The East Riding of Yorkshire Council (ERYC) has published councillors' expenses and allowances for 2008/9.

An amazing 48 councillors out of 67 claim a Special Responsibility Allowance. What the council does not say in its publication 'East Riding News', is how councillors come to be able to claim these extra sums. With some digging around, I can find this information out, however, once again we find public money being spent without any transparency.

I contacted Cllr Stephen Parnaby, Leader of ERYC, a week ago and asked him if he would consider publishing councillors' expenses and their attendance record at committee meetings on a regular basis, so we the public can find out who claims what and if they deserve the extras they are getting. One week later, Cllr Parnaby has not got back to me. I can't say I am surprised.

I am going to write to him today, repeating my request. I will keep you informed as and when he replies to me.

Saturday, 27 June 2009

Cllr Paul Robinson publishes his expenses

MPs fought tooth and nail to prevent their expenses being revealed. Now we can see why. Many of our elected representatives have been milking the taxpayer for years. Now they apologise because they have been caught out and desperately want to keep their jobs at the next general election.

As a result of the MPs' expenses revelations the BBC decided to come clean and publish the expenses of its senior executives. Many of those expenses were questionable, but at least the BBC has come clean without being forced to do so.

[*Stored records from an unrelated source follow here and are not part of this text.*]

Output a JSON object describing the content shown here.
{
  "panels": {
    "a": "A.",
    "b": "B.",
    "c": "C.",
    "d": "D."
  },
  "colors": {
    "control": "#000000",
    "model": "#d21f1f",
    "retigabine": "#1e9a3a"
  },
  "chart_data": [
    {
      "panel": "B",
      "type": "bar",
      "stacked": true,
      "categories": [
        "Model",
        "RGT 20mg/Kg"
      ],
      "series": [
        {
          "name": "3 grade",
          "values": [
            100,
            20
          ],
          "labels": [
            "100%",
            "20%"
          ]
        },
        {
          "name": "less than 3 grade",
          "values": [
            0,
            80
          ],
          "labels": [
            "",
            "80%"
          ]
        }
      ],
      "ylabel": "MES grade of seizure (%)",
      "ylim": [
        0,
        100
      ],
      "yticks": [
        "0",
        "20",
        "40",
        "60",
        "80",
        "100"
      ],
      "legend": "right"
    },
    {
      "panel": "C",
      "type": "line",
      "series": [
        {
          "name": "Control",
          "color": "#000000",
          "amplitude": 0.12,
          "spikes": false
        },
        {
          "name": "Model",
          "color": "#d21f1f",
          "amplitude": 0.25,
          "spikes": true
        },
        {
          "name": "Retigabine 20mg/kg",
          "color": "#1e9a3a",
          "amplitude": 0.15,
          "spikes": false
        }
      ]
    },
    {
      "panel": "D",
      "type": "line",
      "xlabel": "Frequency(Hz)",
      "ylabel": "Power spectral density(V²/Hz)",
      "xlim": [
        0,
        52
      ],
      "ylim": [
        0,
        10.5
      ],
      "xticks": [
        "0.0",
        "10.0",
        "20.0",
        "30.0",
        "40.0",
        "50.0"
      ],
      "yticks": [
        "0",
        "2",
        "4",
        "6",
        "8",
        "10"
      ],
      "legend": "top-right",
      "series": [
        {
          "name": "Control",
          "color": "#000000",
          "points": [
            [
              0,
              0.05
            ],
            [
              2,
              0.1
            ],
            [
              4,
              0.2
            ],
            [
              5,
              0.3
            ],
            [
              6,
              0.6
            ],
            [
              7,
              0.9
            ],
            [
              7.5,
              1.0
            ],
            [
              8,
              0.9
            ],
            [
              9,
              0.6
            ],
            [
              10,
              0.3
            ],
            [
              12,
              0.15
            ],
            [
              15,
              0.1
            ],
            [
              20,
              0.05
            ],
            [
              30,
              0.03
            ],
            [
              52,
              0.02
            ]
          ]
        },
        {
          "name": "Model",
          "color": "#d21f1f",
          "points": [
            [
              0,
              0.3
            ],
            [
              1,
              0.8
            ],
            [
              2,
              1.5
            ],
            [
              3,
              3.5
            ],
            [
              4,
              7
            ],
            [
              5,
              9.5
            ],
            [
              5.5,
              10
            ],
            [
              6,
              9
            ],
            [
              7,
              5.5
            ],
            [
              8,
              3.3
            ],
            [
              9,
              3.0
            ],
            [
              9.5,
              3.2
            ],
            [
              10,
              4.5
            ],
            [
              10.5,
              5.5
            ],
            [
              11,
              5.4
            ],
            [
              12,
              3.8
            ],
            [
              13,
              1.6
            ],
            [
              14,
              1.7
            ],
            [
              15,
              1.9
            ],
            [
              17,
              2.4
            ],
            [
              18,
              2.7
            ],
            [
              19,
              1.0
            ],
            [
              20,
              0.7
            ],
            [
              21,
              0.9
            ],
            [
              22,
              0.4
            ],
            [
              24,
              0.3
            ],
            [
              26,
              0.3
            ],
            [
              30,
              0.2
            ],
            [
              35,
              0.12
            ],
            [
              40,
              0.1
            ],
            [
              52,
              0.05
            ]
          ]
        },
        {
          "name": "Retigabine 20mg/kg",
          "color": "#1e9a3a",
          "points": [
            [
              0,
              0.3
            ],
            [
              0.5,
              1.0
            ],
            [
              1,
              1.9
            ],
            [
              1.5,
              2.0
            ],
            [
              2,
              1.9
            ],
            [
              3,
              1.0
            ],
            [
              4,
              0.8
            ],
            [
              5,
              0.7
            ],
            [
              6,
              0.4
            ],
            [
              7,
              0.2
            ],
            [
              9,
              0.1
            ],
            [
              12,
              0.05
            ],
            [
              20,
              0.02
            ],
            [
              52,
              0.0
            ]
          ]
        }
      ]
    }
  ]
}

East Riding of Yorkshire Councillor Paul Robinson believes in transparency in local government and last month published his expenses claims for the last financial year. He is right in doing so and I wish there were many more like him. Now his constituents can decide whether he is good value for money and they now see how he spends their money.

I ask all councillors to follow Cllr Robinson's lead. We need more transparency. Come on councillors, let the light in.

Friday, 26 June 2009

Action Day - 11 July

Come and join us for an action day in Beverley on 11 July. We will be door-to-door leafleting for around one and a half hours and then meeting up for a chat afterwards in a suitable hostelry. If you are free, we would love to see you. E-mail me for more details.

FOI Request

I have received a reply back from the East Riding of Yorkshire Council. Just the usual. They will get back to me by 22 July - the standard 20 working days time limit for FOI requests. I will keep you informed when the information arrives.

Tuesday, 23 June 2009

Car Parking Charges in the East Riding

When the East Riding of Yorkshire Council (ERYC) set-up a review panel into car parking charges, you didn't have to be a genius to work out that recommending car parking charges in car parks that are currently free, was not going to be popular.

Still the council went on, despite widespread public anger at the charges. ERYC then held roadshows, getting feedback from the public. Surprise, surprise; the vast majority were against charges being introduced.

This scheme is a dead duck. I know that, you know that and so does the council, but they are still going to plough on and sift through all the questionnaires, log the results and the review group will meet a few more times before they give in to the inevitable.

Today, I have issued a Freedom of Information request to ERYC. I have asked them to inform me of the total cost to date of this review panel, including all the administrative costs and expenses. It will be fascinating to read their reply.

NEW Hull and East Riding Branch

The Hull and East Riding of Yorkshire Branch of the Taxpayers' Alliance was launched on Saturday 13 June. We held a very successful action day in Beverley, finding much support from local people.